Geschrieben wurde dieses Kochbuch von der Spitzen-Köchin Carolyn Robb, welche elf Jahre lang die persönliche Küchenchefin von seiner Königlichen Hoheit Prinz Charles und Prinzessin Diana war. Die Einleitung beginnt mit einer kleinen Geschichte ihres Werdeganges, wie und weshalb sie Köchin wurde und schließlich in den Kensington Palace gelangte.

"Diese Sammlung von 80 meiner Lieblingsrezepten ist mit sehr denkwürdigen Augenblicken der verschiedensten Stationen meiner 'kulinarischen Lebensreise' verbunden. Diese Reise ging über drei Kontinente und dauerte mehrere Jahrzehnte. Sie verschaffte mir das große Privileg, außergewöhnliche Menschen zu begegnen."


Wer nun Bedenken hat, dass man hier nur dekadente und opulente Gerichte und Menüs zu Gesicht bekommt, kann sich getrost zurücklehnen, denn selbst die Royals wissen einfaches Essen zu schätzen. Wichtig ist ihnen nur, dass Saisonales und Bio-Produkte auf den königlichen Tisch kommen. Tja, wer hätte das gedacht?

Die Unterteilung erfolgt in:

Herrliche Häppchen
Üppige Brote
Schöner Auftakt
Leicht & Sommerlich
Warm & Wohlig
Süsse Versuchungen
Kekse und Kleingebäck
Kuchen
Essen für Kinder
Haltbar & Lecker

Darin sind sowohl einfache wie auch aufwendigere Rezepte enthalten. Diese sind durchaus leicht nachzukochen, die Zutaten nicht wirklich außergewöhnlich oder schwer erhältlich und die Zubereitungen leicht verständlich. Hier findet man aber nicht nur typisch englische Gerichte und Rezepte, sondern einen interessanten internationalen Mix. Und doch enthält jedes Rezept, so italienisch oder schweizerisch es auch anmutet, den gewissen britischen Touch.
Jedes Rezept wird von einer kleinen persönlichen Geschichte der Köchin eingeleitet, welche auch interessante Informationen bezüglich des Königshauses und liebevolle Anekdoten beinhalten.
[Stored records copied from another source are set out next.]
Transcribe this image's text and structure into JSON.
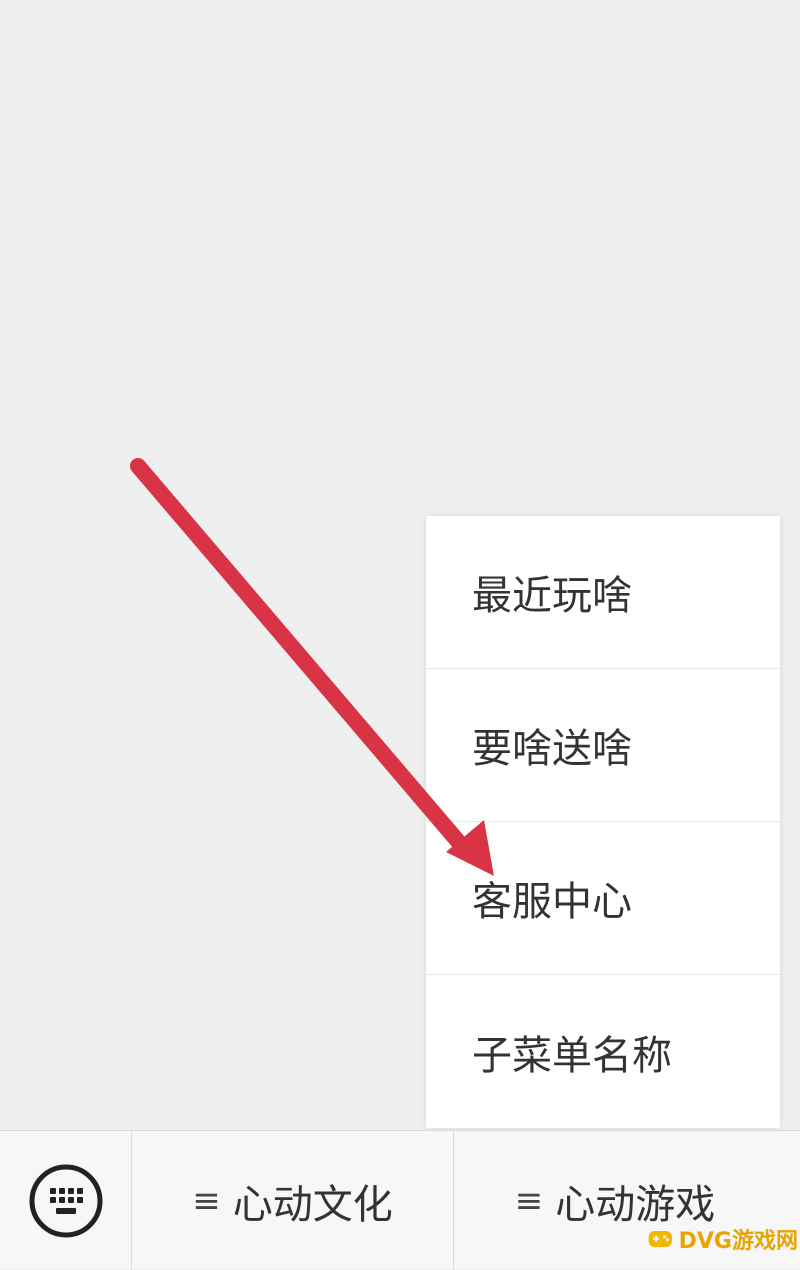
{
  "popup_menu": {
    "items": [
      {
        "label": "最近玩啥"
      },
      {
        "label": "要啥送啥"
      },
      {
        "label": "客服中心"
      },
      {
        "label": "子菜单名称"
      }
    ]
  },
  "menu_bar": {
    "keyboard_icon": "keyboard-icon",
    "tabs": [
      {
        "label": "心动文化",
        "icon": "menu-lines-icon"
      },
      {
        "label": "心动游戏",
        "icon": "menu-lines-icon"
      }
    ]
  },
  "annotation": {
    "arrow_color": "#d93446"
  },
  "watermark": {
    "text": "DVG游戏网",
    "color": "#e8a400"
  }
}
Die Bilder zu jedem Rezept sind einfach wundervoll anzusehen und lassen einem schon beim bloßen Lesen das Wasser im Mund zusammenlaufen.

Doch was wäre ein königlicher Tisch ohne diese wundervollen Dekorationen mit Blumen und Blüten?
Um auf dem eigenen Esstisch einen edlen und royalen Flair erschaffen zu können, benötigt man normalerweise einen geübten Floristen, der das für einen übernimmt. Am besten wäre natürlich gleich eine geübte Floristin des Königshauses. Und genau diese kauft man quasi mit dem Buch gleich mit.

Hier findet man also nicht nur Rezepte, sondern auch Ideen und Anleitungen für wundervolle Blumenarrangements, passend für jede Gelegenheit. Ob nun sommerlich, opulent oder dezent - hier ist für jeden etwas dabei.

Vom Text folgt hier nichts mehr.